DHVANI: Problems, Future Work and How You can Help

1.   The speech output appears rather slow right now. The reason for this is that basic sounds have been recorded individually instead of being recorded as parts of words. The next version aims to do precisely this. This should speed up the speech output and also reduce the size of the database down to about 500KB.

2.  Dynamic speed and pitch modification needs to be incorporated. We have TD-PSOLA code running on a prototype and could add that to the next version, but somebody please tell us whether this method is patented and therefore, not amenable to free distribution.

3.  Consonant-Consonant junctions are currently not  very satisfactory; either there are large gaps, or sounds get gobbled up. Some attention needs to be paid to this. The next version will record more of these cluster characters.

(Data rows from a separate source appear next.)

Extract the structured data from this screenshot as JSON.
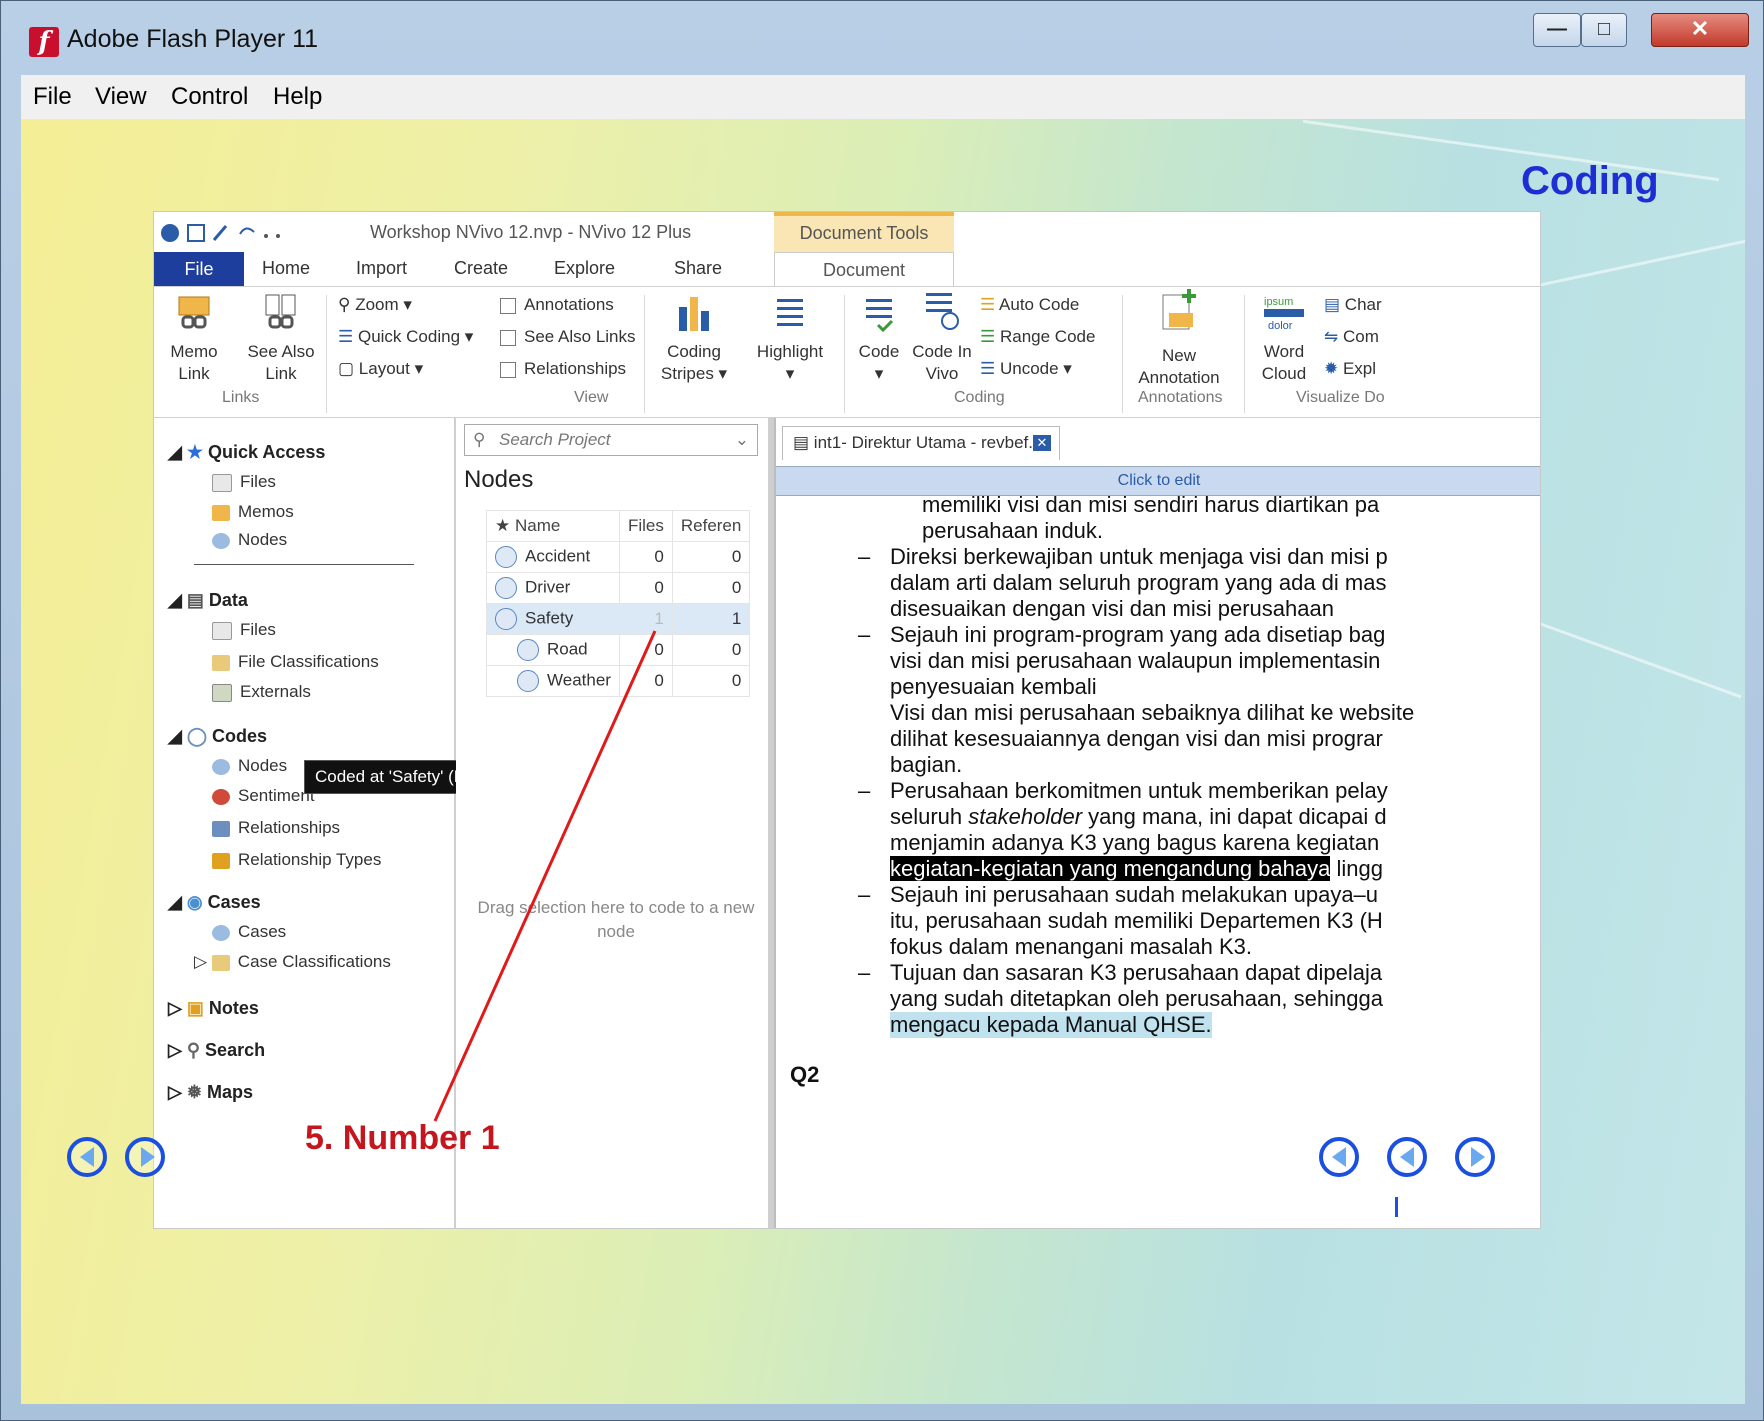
{
  "window": {
    "title": "Adobe Flash Player 11",
    "logo_letter": "f"
  },
  "menu": [
    "File",
    "View",
    "Control",
    "Help"
  ],
  "slide": {
    "heading": "Coding",
    "annotation": "5. Number 1"
  },
  "nvivo": {
    "window_title": "Workshop NVivo 12.nvp - NVivo 12 Plus",
    "tools_tab": "Document Tools",
    "tabs": [
      "File",
      "Home",
      "Import",
      "Create",
      "Explore",
      "Share",
      "Document"
    ],
    "ribbon": {
      "memo_link": "Memo Link",
      "see_also_link": "See Also Link",
      "zoom": "Zoom",
      "quick_coding": "Quick Coding",
      "layout": "Layout",
      "annotations": "Annotations",
      "see_also_links": "See Also Links",
      "relationships": "Relationships",
      "coding_stripes": "Coding Stripes",
      "highlight": "Highlight",
      "code": "Code",
      "code_in_vivo": "Code In Vivo",
      "auto_code": "Auto Code",
      "range_code": "Range Code",
      "uncode": "Uncode",
      "new_annotation": "New Annotation",
      "word_cloud": "Word Cloud",
      "chart": "Char",
      "compare": "Com",
      "explore": "Expl",
      "groups": {
        "links": "Links",
        "view": "View",
        "coding": "Coding",
        "annotations": "Annotations",
        "visualize": "Visualize Do"
      }
    },
    "nav": {
      "quick_access": "Quick Access",
      "qa_files": "Files",
      "qa_memos": "Memos",
      "qa_nodes": "Nodes",
      "data": "Data",
      "data_files": "Files",
      "file_classifications": "File Classifications",
      "externals": "Externals",
      "codes": "Codes",
      "codes_nodes": "Nodes",
      "sentiment": "Sentiment",
      "relationships": "Relationships",
      "relationship_types": "Relationship Types",
      "cases": "Cases",
      "cases_cases": "Cases",
      "case_classifications": "Case Classifications",
      "notes": "Notes",
      "search": "Search",
      "maps": "Maps",
      "tooltip": "Coded at 'Safety' (Nodes)"
    },
    "nodes_panel": {
      "search_placeholder": "Search Project",
      "title": "Nodes",
      "headers": [
        "Name",
        "Files",
        "Referen"
      ],
      "rows": [
        {
          "name": "Accident",
          "files": "0",
          "refs": "0"
        },
        {
          "name": "Driver",
          "files": "0",
          "refs": "0"
        },
        {
          "name": "Safety",
          "files": "1",
          "refs": "1"
        },
        {
          "name": "Road",
          "files": "0",
          "refs": "0"
        },
        {
          "name": "Weather",
          "files": "0",
          "refs": "0"
        }
      ],
      "drag_hint": "Drag selection here to code to a new node"
    },
    "document": {
      "tab_title": "int1- Direktur Utama - revbef.",
      "click_to_edit": "Click to edit",
      "lines": {
        "l1": "memiliki visi dan misi sendiri harus diartikan pa",
        "l2": "perusahaan induk.",
        "l3": "Direksi berkewajiban untuk menjaga visi dan misi p",
        "l4": "dalam arti dalam seluruh program yang ada di mas",
        "l5": "disesuaikan dengan visi dan misi perusahaan",
        "l6": "Sejauh ini program-program yang ada disetiap bag",
        "l7": "visi dan misi perusahaan walaupun implementasin",
        "l8": "penyesuaian kembali",
        "l9": "Visi dan misi perusahaan sebaiknya dilihat ke website",
        "l10": "dilihat kesesuaiannya dengan visi dan misi prograr",
        "l11": "bagian.",
        "l12": "Perusahaan berkomitmen untuk memberikan pelay",
        "l13a": "seluruh ",
        "l13b": "stakeholder",
        "l13c": " yang mana, ini dapat dicapai d",
        "l14": "menjamin adanya K3 yang bagus karena kegiatan",
        "l15a": "kegiatan-kegiatan yang mengandung bahaya",
        "l15b": " lingg",
        "l16": "Sejauh ini perusahaan sudah melakukan upaya–u",
        "l17": "itu, perusahaan sudah memiliki Departemen K3 (H",
        "l18": "fokus dalam menangani masalah K3.",
        "l19": "Tujuan dan sasaran K3 perusahaan dapat dipelaja",
        "l20": "yang sudah ditetapkan oleh perusahaan, sehingga",
        "l21": "mengacu kepada Manual QHSE.",
        "q2": "Q2",
        "dash": "–"
      }
    }
  },
  "colors": {
    "heading": "#1d2fd4",
    "annotation": "#c4161c",
    "nav_button": "#1a4fe0"
  }
}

4.  Multiple voices need to be added. A major challenge here is to automate the process of going from recording to setting up the database. The main obstacle here is that of automatic segmentation of the recording. Work is currently in progress on this front.

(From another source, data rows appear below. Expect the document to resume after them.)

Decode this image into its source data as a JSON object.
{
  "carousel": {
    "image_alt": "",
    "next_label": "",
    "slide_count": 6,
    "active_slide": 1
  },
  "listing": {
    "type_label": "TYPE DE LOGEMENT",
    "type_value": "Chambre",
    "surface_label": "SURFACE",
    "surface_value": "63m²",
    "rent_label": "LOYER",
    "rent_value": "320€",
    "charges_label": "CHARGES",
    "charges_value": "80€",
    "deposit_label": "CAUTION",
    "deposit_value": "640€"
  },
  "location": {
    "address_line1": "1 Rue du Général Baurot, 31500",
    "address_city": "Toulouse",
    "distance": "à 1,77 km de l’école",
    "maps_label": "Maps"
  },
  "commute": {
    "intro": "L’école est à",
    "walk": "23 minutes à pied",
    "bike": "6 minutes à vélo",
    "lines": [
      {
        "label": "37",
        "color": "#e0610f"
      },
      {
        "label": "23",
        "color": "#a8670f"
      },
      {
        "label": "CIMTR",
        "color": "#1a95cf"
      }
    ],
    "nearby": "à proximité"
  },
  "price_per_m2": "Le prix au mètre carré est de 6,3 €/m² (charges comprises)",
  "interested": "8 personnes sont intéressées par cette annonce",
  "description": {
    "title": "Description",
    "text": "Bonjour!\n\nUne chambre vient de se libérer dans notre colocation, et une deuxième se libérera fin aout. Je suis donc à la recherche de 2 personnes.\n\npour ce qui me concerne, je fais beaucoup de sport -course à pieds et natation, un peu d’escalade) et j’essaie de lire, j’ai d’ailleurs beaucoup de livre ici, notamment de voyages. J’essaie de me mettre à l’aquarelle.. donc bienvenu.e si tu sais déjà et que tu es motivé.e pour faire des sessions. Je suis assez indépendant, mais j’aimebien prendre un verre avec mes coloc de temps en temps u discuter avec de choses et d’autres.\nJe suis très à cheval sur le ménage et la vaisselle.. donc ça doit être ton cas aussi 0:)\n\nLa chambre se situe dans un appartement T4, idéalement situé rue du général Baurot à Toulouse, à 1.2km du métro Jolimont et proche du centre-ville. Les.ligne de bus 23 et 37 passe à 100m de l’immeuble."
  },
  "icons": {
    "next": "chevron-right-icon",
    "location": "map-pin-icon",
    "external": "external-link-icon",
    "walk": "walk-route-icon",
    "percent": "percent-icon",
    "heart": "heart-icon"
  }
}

5.  The phonetic description used by this version is cumbersome; the next version needs a more friendly phonetic description, something which is akin to transcription in Roman, possibly with markups for duration and pitch.

6.  Text-to-Phonetics modules need to be written for all Indian languages. Currently we have only Hindi and Kannada, all other languages need to be addressed.

7.  As mentioned on the technical description page  the Hindi text-to-phonetics algorithm for compound words needs to be improved, i.e., compound words need to be identified,  decomposed into basic words, and the algorithm must be run on each basic word. It is not clear how this can be done without using a lexicon.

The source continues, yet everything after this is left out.